The Talleys lived in a private wing of the inn—all except Dylan. And now Dusty, who was living across the road with Ben.
She shrugged again. “It just sort of felt right. And Dahlia couldn’t be put in the attic. She needs to be near Devaney. Devaney could have been put up there, but she tends to keep a close eye on Dahlia. And, well, Dorie would have been too scared and lonely up there so far away from everyone else. So it made the most sense for me to be up there. There wasn’t room in the rest of the family wing for me. Not really.”
“Even with Dusty moving out?”
“No. We put Dorie in Dusty’s room. Don’t worry. I was okay up there. I had a bat up there once, but Uncle Gerald got it out for me. So no biggie. Besides, I’m here now—I’m sure they won’t even miss me that much. I seriously doubt I will be bonking my noggin on the ceiling here.”
“Hardly. Not unless you grow ten feet.” His place had fifteen-foot ceilings with hand-hewn wooden beams running through it. It was plenty big enough for him and her.
Fletcher planned to raise his kids in this house someday. Once he was more financially stable, once his new partnership to develop better ranching technologies worked, once the house was remodeled the way he wanted, once he found the woman he wanted to have those kids with…
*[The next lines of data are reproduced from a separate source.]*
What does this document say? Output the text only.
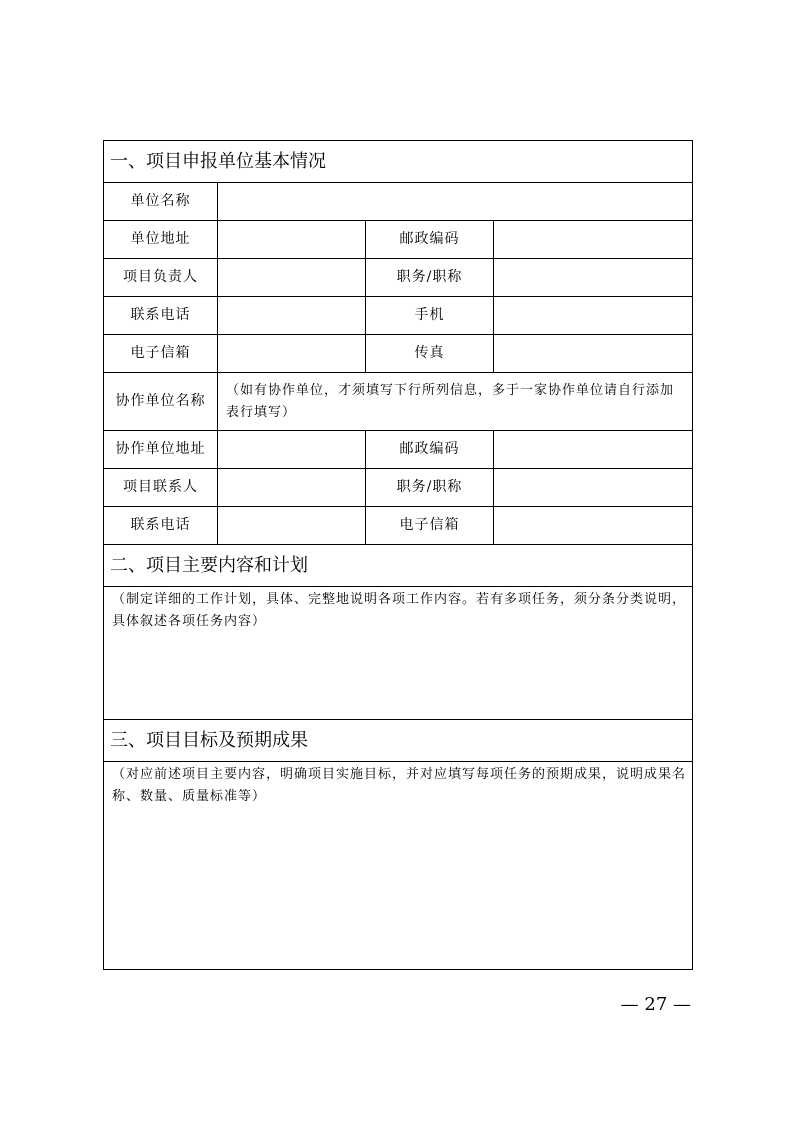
一、项目申报单位基本情况			
单位名称			
单位地址		邮政编码	
项目负责人		职务/职称	
联系电话		手机	
电子信箱		传真	
协作单位名称	（如有协作单位，才须填写下行所列信息，多于一家协作单位请自行添加表行填写）		
协作单位地址		邮政编码	
项目联系人		职务/职称	
联系电话		电子信箱	
二、项目主要内容和计划			
（制定详细的工作计划，具体、完整地说明各项工作内容。若有多项任务，须分条分类说明，具体叙述各项任务内容）			
三、项目目标及预期成果			
（对应前述项目主要内容，明确项目实施目标，并对应填写每项任务的预期成果，说明成果名称、数量、质量标准等）			
— 27 —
That was the big one there—he hadn’t found a woman he wanted that with. Period. He definitely wanted that. Tylers were family men, after all. He just hadn’t found her yet.
Dylan yawned again, pulling the blanket tighter around her. “You are really lucky, Fletchie. I used to dream…”
“About what?”
“About…having a place that is mine. Not one that can be taken away…with a garden space, all my own. Maybe even a room to start seeds in the winter. With lots of sunlight. A sunroom. Even if it’s just a little one. I love being in the sunlight, you know. I want my kids to play outside far more than we got to. I want lots of kids and lots of sunshine. Well, maybe someday, when I finally figure things out.”
He waited for her to say something else. But she didn’t. He tilted his flashlight in her direction. Dylan was sound asleep. In his favorite chair. A quilt his mother had made years ago covered her.
Hell, this was not what he had expected to happen tonight.
Fletcher threw another log into the stove. It would keep them warm all night.
He just stayed where he was for a long while as he tried to imagine what her life being controlled by Arthur Talley would have been like. What it would have felt like to have just been uprooted so many times. To never feel settled…
Hell, Dusty was right. Dylan had deserved far better than what she had gotten. So had Devaney, Dahlia, and little Dorie. And Dusty, Daisy, Dixie, and Darcey, for that matter.
All of them had deserved better.
Arthur Talley had a long way to go to make it right.
All Dylan dreamed about was a home of her own where she belonged and didn’t have to leave?
Hell.
It was obvious.
She didn’t feel like she’d had even that.
It made him appreciate the walls surrounding him just that much more.